Fairly close to the town of Khiam on top of a hill in the south of Lebanon, there once stood a prison with a dark history of torture and human rights violations. “More than 100 men women and children had been held in appalling conditions,” reported the BBC in their article “Inside Lebanon’s ‘torture’ prison.” The beginnings of this prison can be traced back to 1930s when it was erected as a complex of barracks belonging to the French Army.
It later became a Lebanese army base until finally the South Lebanon Army, formed at the time of the Lebanese Civil War, took control over it. In 1985, the whole complex became a prison and what happened inside could fill an entire book.
The prisoners experienced barbaric treatment at the hands of their captors. Some were stripped naked an tied to the window bars for days on end with cold water thrown over them every night, or shocked with electrodes attached to sensitive parts of the body.
The jailers of Khiam prison even locked some of the inmates in dark solitary confinement for months. And if that wasn’t enough, the prisoners were often thrown inside a metal cage with a pitch dark interior while the jailers banged their batons against the cage to cause an unbearable, deafening noise for the individual inside.
Those that were lucky enough were allowed inside what was called the Sun Room, which was basically a yard with tall walls, to breathe fresh air and see the sky for just 15 to 30 minutes once a week.

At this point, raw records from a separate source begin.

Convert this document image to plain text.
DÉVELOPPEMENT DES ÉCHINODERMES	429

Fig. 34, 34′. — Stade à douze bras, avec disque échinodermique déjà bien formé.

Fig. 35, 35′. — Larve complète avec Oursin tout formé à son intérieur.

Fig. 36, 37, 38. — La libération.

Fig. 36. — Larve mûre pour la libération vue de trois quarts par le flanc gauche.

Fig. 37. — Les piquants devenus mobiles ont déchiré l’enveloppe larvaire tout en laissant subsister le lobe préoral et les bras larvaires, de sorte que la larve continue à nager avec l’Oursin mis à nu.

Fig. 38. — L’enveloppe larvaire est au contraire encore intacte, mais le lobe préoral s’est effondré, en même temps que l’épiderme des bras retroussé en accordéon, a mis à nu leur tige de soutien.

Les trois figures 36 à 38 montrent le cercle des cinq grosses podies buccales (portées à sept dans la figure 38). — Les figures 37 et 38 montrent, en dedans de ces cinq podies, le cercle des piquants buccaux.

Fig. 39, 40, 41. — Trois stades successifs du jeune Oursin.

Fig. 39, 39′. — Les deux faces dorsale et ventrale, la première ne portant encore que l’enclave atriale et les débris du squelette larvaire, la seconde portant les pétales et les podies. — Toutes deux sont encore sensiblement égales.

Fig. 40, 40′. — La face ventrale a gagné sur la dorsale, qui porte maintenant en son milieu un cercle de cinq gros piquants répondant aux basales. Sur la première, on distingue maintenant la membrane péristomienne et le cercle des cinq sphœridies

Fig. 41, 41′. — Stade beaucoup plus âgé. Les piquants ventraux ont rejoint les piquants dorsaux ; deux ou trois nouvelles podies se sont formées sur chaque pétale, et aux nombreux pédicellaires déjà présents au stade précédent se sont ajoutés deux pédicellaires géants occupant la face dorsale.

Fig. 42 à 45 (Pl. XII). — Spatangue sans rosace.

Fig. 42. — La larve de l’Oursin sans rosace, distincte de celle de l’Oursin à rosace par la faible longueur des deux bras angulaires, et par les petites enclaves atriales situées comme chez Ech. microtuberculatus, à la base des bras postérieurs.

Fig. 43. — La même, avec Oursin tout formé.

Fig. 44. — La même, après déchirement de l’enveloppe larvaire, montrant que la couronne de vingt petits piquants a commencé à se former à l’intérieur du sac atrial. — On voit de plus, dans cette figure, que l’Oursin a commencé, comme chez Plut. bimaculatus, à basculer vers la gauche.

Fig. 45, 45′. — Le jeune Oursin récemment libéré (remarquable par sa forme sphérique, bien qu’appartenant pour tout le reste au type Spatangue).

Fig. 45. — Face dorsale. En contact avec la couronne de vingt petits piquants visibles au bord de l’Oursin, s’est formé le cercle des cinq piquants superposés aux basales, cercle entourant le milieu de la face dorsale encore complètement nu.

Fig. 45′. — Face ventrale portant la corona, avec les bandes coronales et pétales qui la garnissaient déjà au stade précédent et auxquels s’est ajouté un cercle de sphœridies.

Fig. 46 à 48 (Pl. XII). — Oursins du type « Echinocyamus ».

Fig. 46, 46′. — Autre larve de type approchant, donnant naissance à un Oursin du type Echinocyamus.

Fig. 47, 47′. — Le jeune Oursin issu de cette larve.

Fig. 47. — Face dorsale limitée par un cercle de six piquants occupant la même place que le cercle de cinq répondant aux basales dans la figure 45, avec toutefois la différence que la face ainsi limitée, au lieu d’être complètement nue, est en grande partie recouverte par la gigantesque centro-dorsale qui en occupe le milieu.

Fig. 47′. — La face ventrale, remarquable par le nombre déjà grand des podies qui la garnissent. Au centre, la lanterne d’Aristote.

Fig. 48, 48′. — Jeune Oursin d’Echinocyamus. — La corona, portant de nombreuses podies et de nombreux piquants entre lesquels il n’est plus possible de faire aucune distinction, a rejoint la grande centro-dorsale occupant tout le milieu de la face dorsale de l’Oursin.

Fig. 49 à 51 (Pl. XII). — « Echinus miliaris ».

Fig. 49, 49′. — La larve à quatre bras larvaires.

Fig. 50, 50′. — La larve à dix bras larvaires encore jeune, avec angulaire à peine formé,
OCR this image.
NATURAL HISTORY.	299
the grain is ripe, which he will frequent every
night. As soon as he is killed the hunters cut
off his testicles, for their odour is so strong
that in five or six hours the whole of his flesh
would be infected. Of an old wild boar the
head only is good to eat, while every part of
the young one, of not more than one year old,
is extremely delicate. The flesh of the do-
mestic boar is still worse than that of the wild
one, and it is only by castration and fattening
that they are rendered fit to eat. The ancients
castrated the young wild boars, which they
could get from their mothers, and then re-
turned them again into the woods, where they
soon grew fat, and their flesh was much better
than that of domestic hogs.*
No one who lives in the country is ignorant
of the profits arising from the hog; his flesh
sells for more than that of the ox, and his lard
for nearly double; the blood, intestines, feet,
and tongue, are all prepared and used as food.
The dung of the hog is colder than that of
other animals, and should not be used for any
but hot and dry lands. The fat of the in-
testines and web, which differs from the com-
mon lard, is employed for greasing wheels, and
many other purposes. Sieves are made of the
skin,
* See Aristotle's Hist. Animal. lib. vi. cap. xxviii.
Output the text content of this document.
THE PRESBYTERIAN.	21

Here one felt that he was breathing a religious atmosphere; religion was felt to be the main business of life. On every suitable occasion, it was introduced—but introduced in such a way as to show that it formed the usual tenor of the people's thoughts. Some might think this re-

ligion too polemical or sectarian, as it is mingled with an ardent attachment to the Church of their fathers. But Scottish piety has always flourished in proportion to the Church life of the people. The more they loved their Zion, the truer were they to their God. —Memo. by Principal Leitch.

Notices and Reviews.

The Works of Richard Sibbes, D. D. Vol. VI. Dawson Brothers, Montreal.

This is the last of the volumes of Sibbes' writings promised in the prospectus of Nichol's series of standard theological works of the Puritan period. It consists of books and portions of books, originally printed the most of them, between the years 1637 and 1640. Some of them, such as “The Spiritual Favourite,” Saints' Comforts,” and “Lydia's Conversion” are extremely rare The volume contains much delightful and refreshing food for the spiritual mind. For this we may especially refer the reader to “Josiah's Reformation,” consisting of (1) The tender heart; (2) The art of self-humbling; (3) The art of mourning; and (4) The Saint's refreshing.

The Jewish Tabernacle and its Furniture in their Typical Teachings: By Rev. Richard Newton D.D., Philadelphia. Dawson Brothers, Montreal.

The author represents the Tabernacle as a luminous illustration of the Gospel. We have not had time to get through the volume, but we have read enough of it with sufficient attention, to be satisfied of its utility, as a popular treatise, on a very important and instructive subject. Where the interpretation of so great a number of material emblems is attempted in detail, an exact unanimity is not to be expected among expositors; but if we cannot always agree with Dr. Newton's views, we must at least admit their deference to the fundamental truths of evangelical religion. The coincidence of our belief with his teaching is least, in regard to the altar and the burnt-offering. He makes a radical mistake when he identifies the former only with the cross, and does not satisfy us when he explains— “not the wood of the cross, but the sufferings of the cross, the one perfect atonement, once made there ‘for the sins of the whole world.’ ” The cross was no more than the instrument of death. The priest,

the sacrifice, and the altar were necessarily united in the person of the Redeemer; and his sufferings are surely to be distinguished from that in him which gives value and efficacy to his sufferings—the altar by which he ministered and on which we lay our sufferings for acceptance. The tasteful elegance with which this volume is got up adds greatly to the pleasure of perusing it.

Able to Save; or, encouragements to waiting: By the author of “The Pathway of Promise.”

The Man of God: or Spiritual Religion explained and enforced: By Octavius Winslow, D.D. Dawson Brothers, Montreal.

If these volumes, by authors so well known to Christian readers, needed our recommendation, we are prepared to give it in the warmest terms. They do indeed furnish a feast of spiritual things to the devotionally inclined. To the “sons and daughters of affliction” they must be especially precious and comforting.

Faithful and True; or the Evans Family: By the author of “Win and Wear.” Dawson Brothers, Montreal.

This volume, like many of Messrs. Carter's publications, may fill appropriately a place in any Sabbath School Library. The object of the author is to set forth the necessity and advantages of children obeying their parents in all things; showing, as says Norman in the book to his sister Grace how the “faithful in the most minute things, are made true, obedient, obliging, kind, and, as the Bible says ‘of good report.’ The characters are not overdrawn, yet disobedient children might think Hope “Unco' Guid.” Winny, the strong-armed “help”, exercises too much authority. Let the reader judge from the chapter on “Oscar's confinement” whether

“They said they were routinely tortured for the first three months of their stay for three hours a day, three times a day,” writes the BBC. The inmates were removed from their cells and taken to what was known as the interrogation room — there was a number of these rooms lined up in a row — where they received their daily dose of torture; those who managed to escape alive reported that they were often hung in different positions, all of which caused terrible pain.
Many of the prisoners were innocent of any crime. One boy, 15-year-old Ali Tawbeh, was imprisoned at Khiam together with his parents after they were arrested in their home in 1997.
Others prisoners were far too old to withstand such horrendous conditions, such as Abdeh Malkani, who was 70 years old at the time. It was 1995 when the International Committee of the Red Cross was finally allowed to enter Khiam prison. That same year, detainees were allowed to be visited for the first time since the prison had opened.
A number of prisoners died inside Khiam prison; some because of the torture, others from lack of proper medical care. Those who survived their time in this prison were released but often with some form of mental impairment.
The end came in May 2000, when Israeli forces withdrew from Lebanon. To this very day, Israel denies their involvement with al-Khiam. The prison was found abandoned and empty, but was preserved and converted by the Lebanese government to a museum.
Then, in 2006, during the Lebanon War, it was bombed by the Israeli Air Force and reduced to rubble. Naturally, this sparked a series of speculations with some stating that the prison was bombed on purpose to hide any remaining evidence of the prison’s dark days.